Ovarian conservation at the time of hysterectomy for benign disease has certainly become more common, mainly as the result of the landmark paper of Parker and colleagues [1]. This was a focal point in the beginning of a turnaround in the thinking of many clinicians. Now a new body of work examining a portion of this argument comes from the Cancer Prevention Study-II Nutrition Cohort published in Obstetrics & Gynecology by Gaudet and colleagues [2].

It was a fairly straightforward cohort study involving over 66,000 postmenopausal women. In a median follow-up of just under 14 years, 8621 cancers were diagnosed (12.9% of the cohort). The authors compared hysterectomy with BSO at any age (1892 cases) with no hysterectomy (5586 cases) and found a statistically significant 10% reduction in all cancers. However, if the surgery was performed at age 55 or older, there was no reduction in overall cancer, yet hysterectomy with BSO at any age resulted in a 20% reduction in breast cancer that was statistically significant.
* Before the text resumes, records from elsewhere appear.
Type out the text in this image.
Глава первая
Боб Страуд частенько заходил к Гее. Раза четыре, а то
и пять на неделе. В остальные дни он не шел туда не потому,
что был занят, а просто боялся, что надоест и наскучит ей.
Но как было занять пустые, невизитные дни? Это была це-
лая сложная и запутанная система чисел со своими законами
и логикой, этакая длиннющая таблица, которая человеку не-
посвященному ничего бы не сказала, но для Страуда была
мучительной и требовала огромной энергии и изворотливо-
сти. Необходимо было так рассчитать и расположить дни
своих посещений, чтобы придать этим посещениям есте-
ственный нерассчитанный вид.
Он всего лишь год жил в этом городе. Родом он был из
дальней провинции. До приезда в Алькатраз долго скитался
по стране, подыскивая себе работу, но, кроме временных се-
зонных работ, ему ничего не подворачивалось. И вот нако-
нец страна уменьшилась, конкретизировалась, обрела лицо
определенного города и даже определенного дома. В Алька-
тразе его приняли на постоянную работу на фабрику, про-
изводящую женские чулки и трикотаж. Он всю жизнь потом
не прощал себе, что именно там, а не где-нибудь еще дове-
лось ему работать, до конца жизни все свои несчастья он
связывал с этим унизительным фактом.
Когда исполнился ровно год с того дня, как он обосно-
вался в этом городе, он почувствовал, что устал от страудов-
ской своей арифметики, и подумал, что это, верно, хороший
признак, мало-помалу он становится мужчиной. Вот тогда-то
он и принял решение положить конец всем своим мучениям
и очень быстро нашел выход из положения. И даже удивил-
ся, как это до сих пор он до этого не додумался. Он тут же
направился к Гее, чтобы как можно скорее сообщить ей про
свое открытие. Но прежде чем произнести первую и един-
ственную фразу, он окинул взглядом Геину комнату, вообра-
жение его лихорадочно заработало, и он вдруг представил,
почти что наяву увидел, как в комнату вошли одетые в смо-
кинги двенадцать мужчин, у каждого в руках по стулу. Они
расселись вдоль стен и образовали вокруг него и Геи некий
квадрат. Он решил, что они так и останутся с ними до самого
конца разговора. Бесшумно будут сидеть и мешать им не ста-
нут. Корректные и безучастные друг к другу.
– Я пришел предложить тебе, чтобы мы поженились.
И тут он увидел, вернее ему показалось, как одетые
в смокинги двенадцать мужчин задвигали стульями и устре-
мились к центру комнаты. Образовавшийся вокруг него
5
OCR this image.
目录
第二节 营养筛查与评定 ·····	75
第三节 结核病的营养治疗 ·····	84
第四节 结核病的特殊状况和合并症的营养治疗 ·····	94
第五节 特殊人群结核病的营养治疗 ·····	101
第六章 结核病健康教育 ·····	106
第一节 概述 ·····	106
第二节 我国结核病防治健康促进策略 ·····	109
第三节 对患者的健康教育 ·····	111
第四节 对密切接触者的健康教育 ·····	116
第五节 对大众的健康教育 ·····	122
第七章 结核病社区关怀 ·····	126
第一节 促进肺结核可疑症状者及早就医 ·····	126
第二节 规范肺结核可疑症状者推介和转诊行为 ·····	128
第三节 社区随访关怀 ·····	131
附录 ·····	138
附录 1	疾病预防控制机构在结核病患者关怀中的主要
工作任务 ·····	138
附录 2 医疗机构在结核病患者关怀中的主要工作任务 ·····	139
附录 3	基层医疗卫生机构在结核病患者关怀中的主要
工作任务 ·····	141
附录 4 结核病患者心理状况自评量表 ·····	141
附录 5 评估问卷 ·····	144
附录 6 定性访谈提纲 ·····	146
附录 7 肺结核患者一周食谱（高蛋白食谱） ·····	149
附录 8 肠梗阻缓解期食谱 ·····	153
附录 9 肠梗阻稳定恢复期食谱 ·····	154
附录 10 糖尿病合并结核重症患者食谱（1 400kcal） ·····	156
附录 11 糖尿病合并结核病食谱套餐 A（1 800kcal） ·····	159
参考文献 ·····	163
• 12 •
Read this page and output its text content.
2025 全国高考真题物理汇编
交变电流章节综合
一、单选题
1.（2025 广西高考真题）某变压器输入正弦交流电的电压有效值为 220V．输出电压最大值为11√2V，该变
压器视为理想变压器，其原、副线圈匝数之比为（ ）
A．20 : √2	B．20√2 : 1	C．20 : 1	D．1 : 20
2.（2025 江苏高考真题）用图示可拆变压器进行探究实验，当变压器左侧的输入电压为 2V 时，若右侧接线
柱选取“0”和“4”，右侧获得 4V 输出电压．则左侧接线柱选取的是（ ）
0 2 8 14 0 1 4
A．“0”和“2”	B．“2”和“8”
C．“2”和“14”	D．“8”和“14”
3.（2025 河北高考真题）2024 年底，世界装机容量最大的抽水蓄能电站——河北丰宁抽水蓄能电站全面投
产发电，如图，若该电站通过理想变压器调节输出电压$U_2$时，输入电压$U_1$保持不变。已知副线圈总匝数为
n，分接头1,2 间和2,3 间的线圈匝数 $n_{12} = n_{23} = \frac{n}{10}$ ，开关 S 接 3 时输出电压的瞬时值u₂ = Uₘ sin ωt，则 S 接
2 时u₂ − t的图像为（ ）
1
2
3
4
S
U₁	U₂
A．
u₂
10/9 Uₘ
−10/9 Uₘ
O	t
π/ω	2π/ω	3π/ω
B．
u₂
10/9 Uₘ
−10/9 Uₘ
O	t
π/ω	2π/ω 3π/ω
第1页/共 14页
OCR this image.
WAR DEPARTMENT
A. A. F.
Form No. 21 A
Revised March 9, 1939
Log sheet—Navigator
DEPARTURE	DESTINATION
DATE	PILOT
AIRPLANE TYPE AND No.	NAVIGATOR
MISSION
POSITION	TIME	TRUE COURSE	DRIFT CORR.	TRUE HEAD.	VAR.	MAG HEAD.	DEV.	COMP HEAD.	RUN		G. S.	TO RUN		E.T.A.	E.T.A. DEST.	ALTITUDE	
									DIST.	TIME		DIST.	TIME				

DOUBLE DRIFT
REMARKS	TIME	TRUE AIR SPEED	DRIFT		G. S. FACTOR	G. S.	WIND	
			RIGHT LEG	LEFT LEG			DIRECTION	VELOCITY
Finally, hysterectomy without BSO if performed in women at age 45 or younger, was associated with a 12% decrease in all cancer, and, at any age, with a 14% decrease in breast cancer, both of which were statistically significant. The authors concluded that this information should be used in counseling women undergoing hysterectomy.

11 August, 2014

Chronic pharmacologic treatments have the risk of low adherence and persistence which depend on the disease severity, preventive objectives, co-morbidity, other concurrent medications (polymedication) and adverse events. Wade and colleagues [1] reported follow-up data regarding osteoporosis medication persistence and switching at 24 months and 36 months in postmenopausal women from the cohort of the US Prospective Observational Scientific Study Investigating Bone Loss Experience (POSSIBLE). Postmenopausal women (n = 3011) were enrolled by 134 primary-care physicians who were considered to be the top 40% prescribers of osteoporosis medications in 2003. Medications initially prescribed were oral bisphosphonates (alendronate, risedronate, or ibandronate), oral or transdermal postmenopausal estrogen (PME), parathyroid hormone, calcitonin, raloxifene, or a non-prescription agent (calcium and/or vitamin D supplement).